I don’t believe that historians should take sides with the contestants of the past, whether Anti-Federalists versus Federalists or Republicans versus Federalists. The responsibility of the historian, it seems to me, is not to decide who in the past was right or who was wrong but to explain why the different contestants thought and behaved as they did.

Once we transcend this sort of partisan view of the past, once we realize that people in the past did not know their future any more than we know ours, and once we try to understand their behavior in their terms and not ours, then we will acquire a much more detached historical perspective. We can then come to appreciate more fully, for example, just how many illusions the generation of Founders lived with. Many of them hated political parties and tried to avoid them, and yet parties arose. Many of them thought their society in time would become more like Europe’s, and yet it did not, at least not during the first half of the nineteenth century. Many also believed that slavery would sooner or later die a natural death—that it would simply wither away. They could not have been more wrong. Many of them also thought that the West could be settled in an orderly fashion, in a manner that could protect Indian culture and keep the native peoples west of the Appalachians from disappearing as they believed they had in New England.

They had many illusions about the future, as I suggest in my essay “Illusions of Power in the Awkward Era of Federalism.” As late as 1822 Thomas Jefferson thought that “there is not a young man now living in the United States who will not die a Unitarian.”28 A Unitarian! What could he have been thinking? And this at a time when the evangelical Methodists and Baptists were growing by leaps and bounds.
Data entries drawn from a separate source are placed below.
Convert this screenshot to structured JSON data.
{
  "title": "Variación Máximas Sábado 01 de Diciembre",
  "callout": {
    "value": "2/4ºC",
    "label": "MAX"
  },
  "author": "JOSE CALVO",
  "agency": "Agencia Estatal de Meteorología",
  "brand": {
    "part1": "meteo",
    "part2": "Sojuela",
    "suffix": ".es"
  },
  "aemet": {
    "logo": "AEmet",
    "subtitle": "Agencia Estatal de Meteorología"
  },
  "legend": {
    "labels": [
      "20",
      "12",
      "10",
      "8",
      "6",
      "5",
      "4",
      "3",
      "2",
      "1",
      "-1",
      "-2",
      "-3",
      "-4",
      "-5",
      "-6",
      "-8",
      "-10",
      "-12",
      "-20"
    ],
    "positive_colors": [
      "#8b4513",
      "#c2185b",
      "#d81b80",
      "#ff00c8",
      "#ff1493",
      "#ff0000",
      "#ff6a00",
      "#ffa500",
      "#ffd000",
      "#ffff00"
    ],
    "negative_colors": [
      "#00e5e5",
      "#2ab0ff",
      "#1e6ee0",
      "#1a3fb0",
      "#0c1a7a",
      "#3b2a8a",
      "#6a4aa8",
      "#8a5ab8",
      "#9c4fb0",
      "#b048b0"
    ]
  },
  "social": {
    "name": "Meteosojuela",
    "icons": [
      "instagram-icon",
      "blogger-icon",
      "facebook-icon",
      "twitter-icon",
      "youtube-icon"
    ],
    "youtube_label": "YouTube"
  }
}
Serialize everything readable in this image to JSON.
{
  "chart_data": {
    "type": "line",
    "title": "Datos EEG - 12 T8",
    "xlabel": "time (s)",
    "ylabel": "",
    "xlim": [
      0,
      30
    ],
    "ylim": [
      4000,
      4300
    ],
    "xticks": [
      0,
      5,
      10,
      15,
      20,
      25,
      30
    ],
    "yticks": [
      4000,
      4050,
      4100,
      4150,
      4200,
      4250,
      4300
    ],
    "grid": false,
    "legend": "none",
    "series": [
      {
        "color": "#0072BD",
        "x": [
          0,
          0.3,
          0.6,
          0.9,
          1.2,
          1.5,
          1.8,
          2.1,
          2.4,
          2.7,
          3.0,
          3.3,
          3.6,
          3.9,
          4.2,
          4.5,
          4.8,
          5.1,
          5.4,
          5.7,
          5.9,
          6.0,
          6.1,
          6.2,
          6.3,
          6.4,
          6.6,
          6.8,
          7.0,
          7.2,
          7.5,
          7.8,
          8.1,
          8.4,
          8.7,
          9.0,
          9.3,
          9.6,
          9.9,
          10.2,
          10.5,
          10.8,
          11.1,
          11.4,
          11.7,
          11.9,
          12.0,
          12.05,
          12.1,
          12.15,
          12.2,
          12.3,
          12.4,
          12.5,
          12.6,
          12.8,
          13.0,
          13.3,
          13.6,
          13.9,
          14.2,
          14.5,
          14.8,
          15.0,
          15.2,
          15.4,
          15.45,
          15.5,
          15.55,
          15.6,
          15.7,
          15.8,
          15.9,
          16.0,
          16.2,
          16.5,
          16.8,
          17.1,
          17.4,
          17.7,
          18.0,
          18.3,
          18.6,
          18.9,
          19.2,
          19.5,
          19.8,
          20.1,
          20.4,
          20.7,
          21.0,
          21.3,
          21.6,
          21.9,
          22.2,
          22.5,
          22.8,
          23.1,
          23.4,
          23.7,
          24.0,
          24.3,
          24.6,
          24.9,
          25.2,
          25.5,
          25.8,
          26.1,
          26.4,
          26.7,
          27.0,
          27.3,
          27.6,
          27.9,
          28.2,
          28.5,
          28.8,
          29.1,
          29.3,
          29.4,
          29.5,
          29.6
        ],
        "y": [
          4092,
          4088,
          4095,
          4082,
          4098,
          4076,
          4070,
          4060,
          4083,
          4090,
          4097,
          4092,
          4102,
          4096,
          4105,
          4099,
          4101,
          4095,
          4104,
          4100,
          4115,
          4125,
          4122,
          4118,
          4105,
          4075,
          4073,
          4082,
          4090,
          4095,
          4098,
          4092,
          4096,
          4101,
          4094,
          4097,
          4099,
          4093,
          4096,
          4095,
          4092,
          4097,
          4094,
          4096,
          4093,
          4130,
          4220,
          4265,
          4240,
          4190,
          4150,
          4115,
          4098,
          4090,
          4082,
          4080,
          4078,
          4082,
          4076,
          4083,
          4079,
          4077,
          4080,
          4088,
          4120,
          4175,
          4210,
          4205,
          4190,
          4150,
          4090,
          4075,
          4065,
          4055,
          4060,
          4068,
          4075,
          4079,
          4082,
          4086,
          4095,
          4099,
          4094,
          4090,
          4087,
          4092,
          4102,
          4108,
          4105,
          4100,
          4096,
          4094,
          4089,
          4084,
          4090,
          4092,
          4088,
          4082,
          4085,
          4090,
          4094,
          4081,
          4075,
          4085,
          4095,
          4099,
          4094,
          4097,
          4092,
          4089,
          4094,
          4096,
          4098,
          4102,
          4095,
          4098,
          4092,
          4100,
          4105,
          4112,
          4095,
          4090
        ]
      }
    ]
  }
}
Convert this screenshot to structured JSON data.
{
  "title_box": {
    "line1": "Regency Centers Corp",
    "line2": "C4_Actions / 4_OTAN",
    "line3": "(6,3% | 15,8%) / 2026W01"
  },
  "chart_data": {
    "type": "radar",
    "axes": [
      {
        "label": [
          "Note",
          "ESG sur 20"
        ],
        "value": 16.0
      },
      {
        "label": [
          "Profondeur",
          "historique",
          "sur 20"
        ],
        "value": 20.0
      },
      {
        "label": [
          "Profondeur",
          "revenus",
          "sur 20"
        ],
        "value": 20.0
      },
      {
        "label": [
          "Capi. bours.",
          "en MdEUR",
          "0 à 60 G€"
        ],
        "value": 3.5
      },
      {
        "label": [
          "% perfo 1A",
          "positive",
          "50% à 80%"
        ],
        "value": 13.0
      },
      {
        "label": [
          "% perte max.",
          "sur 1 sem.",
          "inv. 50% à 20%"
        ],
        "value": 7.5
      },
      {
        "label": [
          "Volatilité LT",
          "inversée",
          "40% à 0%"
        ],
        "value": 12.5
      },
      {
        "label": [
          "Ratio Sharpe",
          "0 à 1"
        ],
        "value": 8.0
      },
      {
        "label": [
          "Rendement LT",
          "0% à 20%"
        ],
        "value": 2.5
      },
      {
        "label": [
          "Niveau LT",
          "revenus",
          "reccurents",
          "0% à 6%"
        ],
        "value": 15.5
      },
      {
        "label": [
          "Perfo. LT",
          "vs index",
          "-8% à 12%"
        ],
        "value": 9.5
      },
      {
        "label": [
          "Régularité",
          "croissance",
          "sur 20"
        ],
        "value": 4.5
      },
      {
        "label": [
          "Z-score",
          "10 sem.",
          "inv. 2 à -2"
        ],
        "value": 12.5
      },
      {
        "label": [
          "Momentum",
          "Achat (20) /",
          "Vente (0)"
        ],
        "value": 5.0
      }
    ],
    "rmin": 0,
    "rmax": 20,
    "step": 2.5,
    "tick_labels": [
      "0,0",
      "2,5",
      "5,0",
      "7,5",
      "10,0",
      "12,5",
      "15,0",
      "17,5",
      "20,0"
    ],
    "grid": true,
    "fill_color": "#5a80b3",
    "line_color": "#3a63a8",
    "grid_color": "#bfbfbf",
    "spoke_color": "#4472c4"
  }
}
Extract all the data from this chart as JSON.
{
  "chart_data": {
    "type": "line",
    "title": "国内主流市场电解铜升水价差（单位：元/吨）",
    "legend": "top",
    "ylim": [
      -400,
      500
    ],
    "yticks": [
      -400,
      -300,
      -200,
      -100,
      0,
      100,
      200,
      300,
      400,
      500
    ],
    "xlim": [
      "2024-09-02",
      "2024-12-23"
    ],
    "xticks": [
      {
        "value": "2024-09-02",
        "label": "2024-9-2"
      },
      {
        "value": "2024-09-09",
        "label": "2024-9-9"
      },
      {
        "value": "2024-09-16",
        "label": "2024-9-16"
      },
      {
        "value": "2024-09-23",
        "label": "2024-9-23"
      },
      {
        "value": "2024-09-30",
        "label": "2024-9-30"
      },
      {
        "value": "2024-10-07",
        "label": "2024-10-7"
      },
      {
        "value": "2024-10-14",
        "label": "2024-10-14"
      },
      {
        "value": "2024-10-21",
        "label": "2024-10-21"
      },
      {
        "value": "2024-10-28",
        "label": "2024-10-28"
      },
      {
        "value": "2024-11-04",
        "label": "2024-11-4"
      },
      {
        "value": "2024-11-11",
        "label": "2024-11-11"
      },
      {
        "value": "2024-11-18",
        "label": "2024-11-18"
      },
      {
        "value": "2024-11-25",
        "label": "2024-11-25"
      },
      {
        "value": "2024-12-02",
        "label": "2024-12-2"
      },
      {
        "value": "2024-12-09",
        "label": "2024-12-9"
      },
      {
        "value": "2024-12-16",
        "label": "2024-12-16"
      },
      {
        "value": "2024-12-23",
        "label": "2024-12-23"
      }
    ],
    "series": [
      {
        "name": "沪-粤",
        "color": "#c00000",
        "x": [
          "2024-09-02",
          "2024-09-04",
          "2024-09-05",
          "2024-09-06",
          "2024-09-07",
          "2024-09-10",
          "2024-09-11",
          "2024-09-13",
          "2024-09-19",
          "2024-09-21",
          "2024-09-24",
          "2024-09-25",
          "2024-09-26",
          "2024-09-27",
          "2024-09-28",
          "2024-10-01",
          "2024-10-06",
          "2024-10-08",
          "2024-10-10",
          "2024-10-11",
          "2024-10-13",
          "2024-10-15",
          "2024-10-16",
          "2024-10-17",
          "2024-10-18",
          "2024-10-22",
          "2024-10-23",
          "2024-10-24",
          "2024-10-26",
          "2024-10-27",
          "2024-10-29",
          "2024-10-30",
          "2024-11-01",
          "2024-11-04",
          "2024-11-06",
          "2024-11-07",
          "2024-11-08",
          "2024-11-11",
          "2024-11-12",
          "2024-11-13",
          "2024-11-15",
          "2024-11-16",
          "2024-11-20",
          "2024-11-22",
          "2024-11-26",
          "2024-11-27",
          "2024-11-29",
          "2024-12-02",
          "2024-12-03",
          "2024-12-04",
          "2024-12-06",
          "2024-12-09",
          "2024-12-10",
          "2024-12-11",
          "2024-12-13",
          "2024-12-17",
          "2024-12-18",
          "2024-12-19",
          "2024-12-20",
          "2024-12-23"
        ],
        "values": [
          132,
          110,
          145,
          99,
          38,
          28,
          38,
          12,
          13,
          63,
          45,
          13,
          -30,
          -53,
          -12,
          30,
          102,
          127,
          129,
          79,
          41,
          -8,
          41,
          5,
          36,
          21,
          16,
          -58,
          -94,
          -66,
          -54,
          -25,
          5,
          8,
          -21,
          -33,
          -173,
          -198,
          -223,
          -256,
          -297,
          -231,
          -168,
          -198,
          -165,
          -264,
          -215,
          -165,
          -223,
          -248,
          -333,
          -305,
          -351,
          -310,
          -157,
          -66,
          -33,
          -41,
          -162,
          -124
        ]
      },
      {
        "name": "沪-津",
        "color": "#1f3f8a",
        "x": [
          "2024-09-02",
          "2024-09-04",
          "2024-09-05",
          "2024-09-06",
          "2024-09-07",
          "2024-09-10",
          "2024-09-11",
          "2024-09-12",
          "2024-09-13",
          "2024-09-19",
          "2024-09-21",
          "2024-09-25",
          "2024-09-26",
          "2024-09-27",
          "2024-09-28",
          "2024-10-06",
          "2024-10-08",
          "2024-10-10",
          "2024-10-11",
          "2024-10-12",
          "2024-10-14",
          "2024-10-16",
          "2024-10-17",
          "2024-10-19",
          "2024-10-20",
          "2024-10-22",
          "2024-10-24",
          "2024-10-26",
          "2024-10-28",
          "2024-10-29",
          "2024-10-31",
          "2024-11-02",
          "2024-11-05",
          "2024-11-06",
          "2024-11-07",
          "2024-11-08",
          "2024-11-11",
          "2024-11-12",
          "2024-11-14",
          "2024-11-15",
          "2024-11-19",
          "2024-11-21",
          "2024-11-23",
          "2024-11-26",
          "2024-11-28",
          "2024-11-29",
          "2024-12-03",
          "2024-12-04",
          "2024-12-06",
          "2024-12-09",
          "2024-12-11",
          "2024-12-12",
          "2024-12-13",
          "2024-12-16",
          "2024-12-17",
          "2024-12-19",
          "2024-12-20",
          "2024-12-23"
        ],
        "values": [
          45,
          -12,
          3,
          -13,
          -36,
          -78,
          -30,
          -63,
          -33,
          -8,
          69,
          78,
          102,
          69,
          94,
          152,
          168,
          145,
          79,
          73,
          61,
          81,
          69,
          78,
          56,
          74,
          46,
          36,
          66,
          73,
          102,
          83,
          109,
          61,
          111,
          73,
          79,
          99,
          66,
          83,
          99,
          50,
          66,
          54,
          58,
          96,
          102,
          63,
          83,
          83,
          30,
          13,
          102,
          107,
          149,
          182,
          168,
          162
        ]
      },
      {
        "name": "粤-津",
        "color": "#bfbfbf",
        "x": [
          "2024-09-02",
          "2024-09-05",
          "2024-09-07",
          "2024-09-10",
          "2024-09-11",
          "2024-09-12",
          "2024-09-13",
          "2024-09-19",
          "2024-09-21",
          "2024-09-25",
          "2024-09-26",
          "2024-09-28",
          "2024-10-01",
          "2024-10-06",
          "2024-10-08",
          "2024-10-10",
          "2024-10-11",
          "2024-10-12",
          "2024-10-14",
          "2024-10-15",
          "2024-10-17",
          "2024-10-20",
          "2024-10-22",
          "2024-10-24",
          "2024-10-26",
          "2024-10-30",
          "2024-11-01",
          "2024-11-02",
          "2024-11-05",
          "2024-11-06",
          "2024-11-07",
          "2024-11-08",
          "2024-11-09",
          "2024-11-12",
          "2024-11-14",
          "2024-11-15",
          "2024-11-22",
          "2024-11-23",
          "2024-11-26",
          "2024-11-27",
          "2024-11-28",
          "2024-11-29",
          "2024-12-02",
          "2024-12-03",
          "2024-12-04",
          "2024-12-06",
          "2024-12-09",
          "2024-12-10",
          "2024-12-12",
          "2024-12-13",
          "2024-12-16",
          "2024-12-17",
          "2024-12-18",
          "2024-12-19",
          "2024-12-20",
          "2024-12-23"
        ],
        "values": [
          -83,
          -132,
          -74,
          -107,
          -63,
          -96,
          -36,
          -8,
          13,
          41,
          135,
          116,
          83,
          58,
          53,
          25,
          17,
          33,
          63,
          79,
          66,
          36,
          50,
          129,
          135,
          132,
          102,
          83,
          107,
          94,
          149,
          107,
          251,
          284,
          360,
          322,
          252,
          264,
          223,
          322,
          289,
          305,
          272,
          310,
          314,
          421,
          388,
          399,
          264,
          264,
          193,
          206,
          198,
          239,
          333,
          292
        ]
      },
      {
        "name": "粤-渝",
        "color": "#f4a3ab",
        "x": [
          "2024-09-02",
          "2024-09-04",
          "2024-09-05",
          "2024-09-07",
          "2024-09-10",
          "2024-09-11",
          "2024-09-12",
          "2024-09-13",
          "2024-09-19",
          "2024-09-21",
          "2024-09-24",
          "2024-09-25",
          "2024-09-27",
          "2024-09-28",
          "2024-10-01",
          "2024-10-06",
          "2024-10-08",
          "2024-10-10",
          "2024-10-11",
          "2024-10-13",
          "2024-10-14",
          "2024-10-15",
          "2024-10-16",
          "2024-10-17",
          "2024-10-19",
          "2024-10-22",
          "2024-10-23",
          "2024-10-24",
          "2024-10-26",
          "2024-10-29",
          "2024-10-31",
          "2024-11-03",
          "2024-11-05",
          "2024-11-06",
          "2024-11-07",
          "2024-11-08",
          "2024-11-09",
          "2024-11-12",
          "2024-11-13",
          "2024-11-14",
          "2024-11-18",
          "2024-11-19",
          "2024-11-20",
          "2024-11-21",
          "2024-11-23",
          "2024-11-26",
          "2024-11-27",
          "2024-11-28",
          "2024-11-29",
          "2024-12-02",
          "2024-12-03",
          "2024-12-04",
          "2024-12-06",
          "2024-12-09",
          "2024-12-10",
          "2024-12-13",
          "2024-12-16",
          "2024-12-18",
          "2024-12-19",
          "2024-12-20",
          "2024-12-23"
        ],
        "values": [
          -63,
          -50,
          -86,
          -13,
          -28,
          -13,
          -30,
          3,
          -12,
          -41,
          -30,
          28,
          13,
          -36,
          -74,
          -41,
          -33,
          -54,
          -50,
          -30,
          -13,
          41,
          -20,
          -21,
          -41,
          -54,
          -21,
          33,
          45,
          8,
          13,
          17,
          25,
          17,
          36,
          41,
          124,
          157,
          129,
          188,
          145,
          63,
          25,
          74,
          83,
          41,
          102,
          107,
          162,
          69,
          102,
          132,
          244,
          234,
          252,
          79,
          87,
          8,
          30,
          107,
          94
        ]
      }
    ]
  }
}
If Jefferson, as smart and as well-read as he was, had illusions about the future, there is not much hope for the rest of us avoiding illusions about our future. But that is precisely the point of studying history. Before we become arrogant and condescending toward these people in the past, we should realize that we too live with illusions, only we don’t know what they are. Perhaps every generation lives with illusions, different ones for each generation. And that is how history moves from one generation to another, exploding the previous generation’s illusions and conjuring up its own.

If we approach the past in this way, we become more aware of just how much people then were victims as well as drivers of the historical process. We come to realize that those in the past were restricted by forces that they did not understand nor were even aware of—forces such as demographic movements, economic developments, or large-scale cultural patterns. The drama, indeed the tragedy, of history comes from our understanding of the tension that existed between the conscious wills and intentions of the participants in the past and the underlying conditions that constrained their actions and shaped their future. If the study of history teaches anything, it teaches us the limitations of life. It ought to produce prudence and humility.